Selain itu, poin-poin lainnya, kayak poin keempat dan poin kelima peringatin manusia kalau manusia itu gak cuma bisa bertindak sesukanya, tapi juga punya kemuliaan dan kehormatan, di hadis lain juga dijelaskan kewajiban antar sesama umat manusia.” Kamal menambahkan penjelasan yang telah Arjuna berikan.

“Berarti saya memang masih harus belajar lagi” kata Amelia setelah menerima penjelasan dari Arjuna dan Kamal.

“Sebenernya cara ibu ngajar udah bagus, cuma terkadang ibu terlalu arogan. Tolong dikurangin arogansinya, bu, soalnya kalau di kelas X IPA 5 ini, kalau ibu terus begitu, ibu gak akan selamat dari anak-anak kelas ini yang bisa dibilang semuanya nakal, dan kalau kesel sama satu guru, terutama yang arogan, itu bakal dikerjain habis-habisan sampe gak betah buat ngajar di kelas ini” Kamal menjelaskan.

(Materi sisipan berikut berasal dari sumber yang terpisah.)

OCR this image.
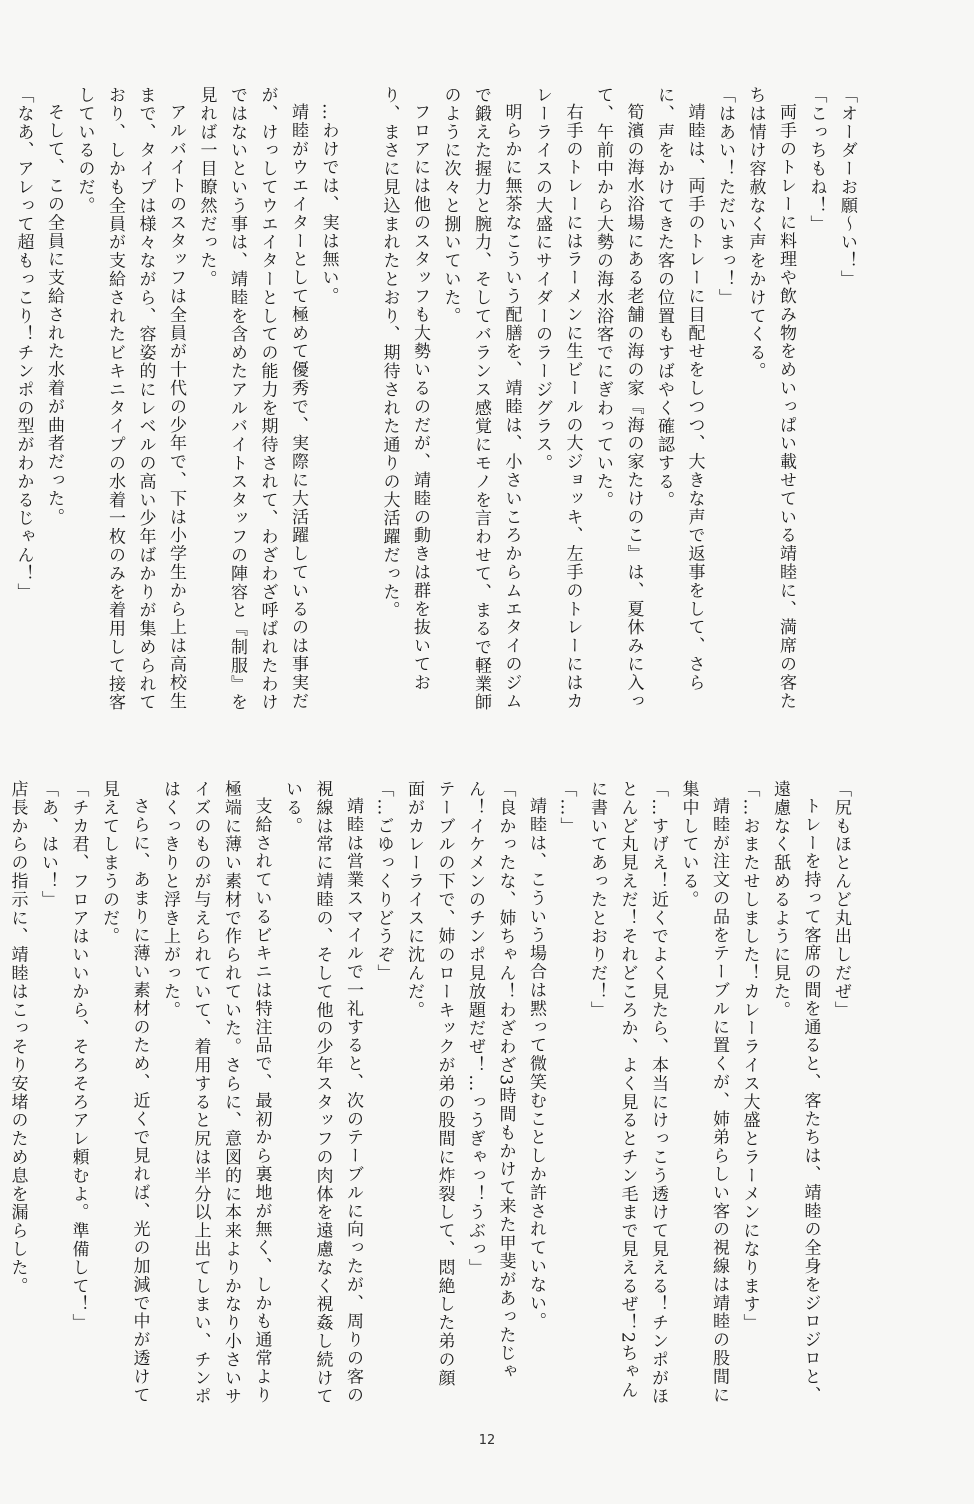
「オーダーお願～い！」

「こっちもね！」

両手のトレーに料理や飲み物をめいっぱい載せている靖睦に、満席の客た

ちは情け容赦なく声をかけてくる。

「はあい！ただいまっ！」

靖睦は、両手のトレーに目配せをしつつ、大きな声で返事をして、さら

に、声をかけてきた客の位置もすばやく確認する。

筍濱の海水浴場にある老舗の海の家『海の家たけのこ』は、夏休みに入っ

て、午前中から大勢の海水浴客でにぎわっていた。

右手のトレーにはラーメンに生ビールの大ジョッキ、左手のトレーにはカ

レーライスの大盛にサイダーのラージグラス。

明らかに無茶なこういう配膳を、靖睦は、小さいころからムエタイのジム

で鍛えた握力と腕力、そしてバランス感覚にモノを言わせて、まるで軽業師

のように次々と捌いていた。

フロアには他のスタッフも大勢いるのだが、靖睦の動きは群を抜いてお

り、まさに見込まれたとおり、期待された通りの大活躍だった。

…わけでは、実は無い。

靖睦がウエイターとして極めて優秀で、実際に大活躍しているのは事実だ

が、けっしてウエイターとしての能力を期待されて、わざわざ呼ばれたわけ

ではないという事は、靖睦を含めたアルバイトスタッフの陣容と『制服』を

見れば一目瞭然だった。

アルバイトのスタッフは全員が十代の少年で、下は小学生から上は高校生

まで、タイプは様々ながら、容姿的にレベルの高い少年ばかりが集められて

おり、しかも全員が支給されたビキニタイプの水着一枚のみを着用して接客

しているのだ。

そして、この全員に支給された水着が曲者だった。

「なあ、アレって超もっこり！チンポの型がわかるじゃん！」

「尻もほとんど丸出しだぜ」

トレーを持って客席の間を通ると、客たちは、靖睦の全身をジロジロと、

遠慮なく舐めるように見た。

「…おまたせしました！カレーライス大盛とラーメンになります」

靖睦が注文の品をテーブルに置くが、姉弟らしい客の視線は靖睦の股間に

集中している。

「…すげえ！近くでよく見たら、本当にけっこう透けて見える！チンポがほ

とんど丸見えだ！それどころか、よく見るとチン毛まで見えるぜ！2ちゃん

に書いてあったとおりだ！」

「…」

靖睦は、こういう場合は黙って微笑むことしか許されていない。

「良かったな、姉ちゃん！わざわざ3時間もかけて来た甲斐があったじゃ

ん！イケメンのチンポ見放題だぜ！…っうぎゃっ！うぶっ」

テーブルの下で、姉のローキックが弟の股間に炸裂して、悶絶した弟の顔

面がカレーライスに沈んだ。

「…ごゆっくりどうぞ」

靖睦は営業スマイルで一礼すると、次のテーブルに向ったが、周りの客の

視線は常に靖睦の、そして他の少年スタッフの肉体を遠慮なく視姦し続けて

いる。

支給されているビキニは特注品で、最初から裏地が無く、しかも通常より

極端に薄い素材で作られていた。さらに、意図的に本来よりかなり小さいサ

イズのものが与えられていて、着用すると尻は半分以上出てしまい、チンポ

はくっきりと浮き上がった。

さらに、あまりに薄い素材のため、近くで見れば、光の加減で中が透けて

見えてしまうのだ。

「チカ君、フロアはいいから、そろそろアレ頼むよ。準備して！」

「あ、はい！」

店長からの指示に、靖睦はこっそり安堵のため息を漏らした。

12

“Baik, saya akan coba untuk menyesuaikan diri” balas Amelia “kalau gitu, saya permisi dulu, ya” lanjutnya pamit sambil berjalan keluar kelas.

“Boleh juga” Arjuna memuji Kamal “padahal gua gak bilang apa-apa tentang hadis ini sebelumnya, tapi lu bisa nambahin poin-poin yang ga kasih” tambahnya.

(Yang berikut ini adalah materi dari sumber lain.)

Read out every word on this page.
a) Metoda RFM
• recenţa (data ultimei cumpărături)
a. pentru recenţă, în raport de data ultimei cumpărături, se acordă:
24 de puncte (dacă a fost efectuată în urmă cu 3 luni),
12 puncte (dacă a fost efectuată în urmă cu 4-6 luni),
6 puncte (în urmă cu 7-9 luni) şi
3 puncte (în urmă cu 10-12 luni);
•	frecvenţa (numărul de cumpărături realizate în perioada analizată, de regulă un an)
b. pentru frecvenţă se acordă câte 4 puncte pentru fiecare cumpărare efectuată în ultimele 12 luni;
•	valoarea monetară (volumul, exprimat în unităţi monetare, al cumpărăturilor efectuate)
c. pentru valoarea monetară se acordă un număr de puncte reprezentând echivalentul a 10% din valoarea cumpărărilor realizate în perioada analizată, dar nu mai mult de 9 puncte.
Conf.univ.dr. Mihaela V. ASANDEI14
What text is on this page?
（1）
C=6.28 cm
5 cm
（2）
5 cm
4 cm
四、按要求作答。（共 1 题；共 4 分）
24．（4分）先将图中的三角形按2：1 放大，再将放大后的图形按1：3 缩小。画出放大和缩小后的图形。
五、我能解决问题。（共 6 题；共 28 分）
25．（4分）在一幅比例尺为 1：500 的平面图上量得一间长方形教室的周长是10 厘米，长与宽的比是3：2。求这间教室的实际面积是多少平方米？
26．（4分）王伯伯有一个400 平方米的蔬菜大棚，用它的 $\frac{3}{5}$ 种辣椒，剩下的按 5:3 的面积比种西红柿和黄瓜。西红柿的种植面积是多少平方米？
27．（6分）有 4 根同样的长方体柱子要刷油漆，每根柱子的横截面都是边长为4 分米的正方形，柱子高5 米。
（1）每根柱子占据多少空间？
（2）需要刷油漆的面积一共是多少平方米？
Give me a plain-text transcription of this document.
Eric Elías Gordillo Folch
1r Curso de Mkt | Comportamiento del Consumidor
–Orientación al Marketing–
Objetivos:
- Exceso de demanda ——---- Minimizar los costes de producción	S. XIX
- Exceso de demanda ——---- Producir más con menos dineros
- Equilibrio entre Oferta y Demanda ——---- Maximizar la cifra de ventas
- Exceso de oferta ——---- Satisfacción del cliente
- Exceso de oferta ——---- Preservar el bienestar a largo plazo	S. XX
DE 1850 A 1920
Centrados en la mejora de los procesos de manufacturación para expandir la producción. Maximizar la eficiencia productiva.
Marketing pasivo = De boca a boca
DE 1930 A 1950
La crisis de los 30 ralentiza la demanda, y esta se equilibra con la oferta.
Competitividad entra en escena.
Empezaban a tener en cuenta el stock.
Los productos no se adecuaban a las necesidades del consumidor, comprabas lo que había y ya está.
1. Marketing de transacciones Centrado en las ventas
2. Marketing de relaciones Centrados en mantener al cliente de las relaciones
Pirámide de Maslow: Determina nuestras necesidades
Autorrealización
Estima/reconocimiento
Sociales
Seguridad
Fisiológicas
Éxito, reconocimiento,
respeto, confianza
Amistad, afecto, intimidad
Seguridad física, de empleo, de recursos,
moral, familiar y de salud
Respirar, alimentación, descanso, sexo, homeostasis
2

“Cuma segitu aja mah gak susah” balas Kamal.

“Tapi apa perlu lu sampe bilang tentang kebiasaan anak kelas kita kayak gitu?” Tanya Arjuna.

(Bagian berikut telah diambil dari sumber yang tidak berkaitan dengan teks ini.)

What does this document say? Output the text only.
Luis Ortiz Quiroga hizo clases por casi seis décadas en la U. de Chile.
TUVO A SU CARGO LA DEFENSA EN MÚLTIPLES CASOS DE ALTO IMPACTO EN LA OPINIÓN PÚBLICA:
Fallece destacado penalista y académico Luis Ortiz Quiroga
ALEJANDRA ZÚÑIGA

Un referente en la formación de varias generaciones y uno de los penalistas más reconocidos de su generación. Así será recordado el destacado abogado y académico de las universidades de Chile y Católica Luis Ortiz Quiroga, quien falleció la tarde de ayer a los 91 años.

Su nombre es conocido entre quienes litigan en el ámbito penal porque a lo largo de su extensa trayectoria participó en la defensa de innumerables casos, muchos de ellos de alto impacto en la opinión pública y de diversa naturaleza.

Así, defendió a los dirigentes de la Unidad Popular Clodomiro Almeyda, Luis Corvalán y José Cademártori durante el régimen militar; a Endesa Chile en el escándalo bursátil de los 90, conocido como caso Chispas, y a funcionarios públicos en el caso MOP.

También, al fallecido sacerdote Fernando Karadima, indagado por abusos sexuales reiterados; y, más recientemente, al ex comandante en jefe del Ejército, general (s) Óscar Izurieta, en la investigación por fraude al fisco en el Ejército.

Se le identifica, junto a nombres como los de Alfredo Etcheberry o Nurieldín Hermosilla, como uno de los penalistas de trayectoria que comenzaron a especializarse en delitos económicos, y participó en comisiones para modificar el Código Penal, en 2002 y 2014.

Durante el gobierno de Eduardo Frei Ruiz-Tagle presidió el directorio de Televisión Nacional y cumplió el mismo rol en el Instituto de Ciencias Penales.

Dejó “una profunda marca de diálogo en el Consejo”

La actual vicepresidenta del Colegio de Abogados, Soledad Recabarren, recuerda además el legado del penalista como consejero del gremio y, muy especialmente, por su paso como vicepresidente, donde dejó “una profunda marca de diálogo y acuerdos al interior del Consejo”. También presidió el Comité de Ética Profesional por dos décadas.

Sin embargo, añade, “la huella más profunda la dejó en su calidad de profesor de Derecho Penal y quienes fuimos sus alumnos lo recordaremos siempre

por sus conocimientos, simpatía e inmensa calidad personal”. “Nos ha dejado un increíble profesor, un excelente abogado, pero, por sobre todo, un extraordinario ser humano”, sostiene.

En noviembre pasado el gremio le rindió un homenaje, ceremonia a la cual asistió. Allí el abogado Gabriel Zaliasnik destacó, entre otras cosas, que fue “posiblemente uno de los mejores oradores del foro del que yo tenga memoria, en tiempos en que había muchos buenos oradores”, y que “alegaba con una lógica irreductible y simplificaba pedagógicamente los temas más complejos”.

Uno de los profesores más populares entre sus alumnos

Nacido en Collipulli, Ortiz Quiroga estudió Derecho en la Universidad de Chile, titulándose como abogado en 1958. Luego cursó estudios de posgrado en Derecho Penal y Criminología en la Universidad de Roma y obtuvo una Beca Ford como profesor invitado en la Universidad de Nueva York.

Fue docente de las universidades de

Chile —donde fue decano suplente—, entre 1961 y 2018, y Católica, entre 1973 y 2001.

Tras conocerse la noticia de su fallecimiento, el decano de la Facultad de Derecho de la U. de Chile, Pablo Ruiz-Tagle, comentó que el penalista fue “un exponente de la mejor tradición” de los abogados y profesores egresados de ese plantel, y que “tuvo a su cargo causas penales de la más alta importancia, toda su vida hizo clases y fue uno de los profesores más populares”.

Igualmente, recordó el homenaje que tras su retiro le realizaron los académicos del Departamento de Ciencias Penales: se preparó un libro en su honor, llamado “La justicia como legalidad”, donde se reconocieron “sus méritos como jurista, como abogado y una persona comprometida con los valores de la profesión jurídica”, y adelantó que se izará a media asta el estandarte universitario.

“Lu mau ada guru yang nangis gara-gara bocah kelas kita lagi?” Tanya Kamal.

“Junaaa” belum sempat Arjuna menjawab pertanyaan Kamal, Sani sudah terlebih dahulu sampai untuk mengajak Arjuna belajar.

Kamal benar-benar tidak bohong tentang dinamika kelas X IPA 5. Dapat dikatakan jika anak kelas X IPA 5 adalah para monster akademik yang dipersatukan dalam satu kelas. Pasalnya, siswa-siswi yang ada di kelas X IPA 5 dulunya adalah ranking 1 di masing-masing kelas saat masih SMP. Ranking terakhir di kelas X IPA 5 saja masih memiliki nilai rata-rata 89 dan rata-rata nilai antara satu sama lain sangat berdekatan. Meskipun begitu, semuanya adalah murid nakal, bahkan mereka menulis jargon ‘KAMI NAKAL TAPI BERPRESTASI’ yang dipanjang di atas kelas. Dan kenakalan siswa-siswi kelas X IPA 5 telah membuat beberapa guru menangis, bahkan ada guru PPL yang tidak mau mengajar di kelas X IPA 5 lagi karena dikerjai habis-habisan oleh anak-anak kelas.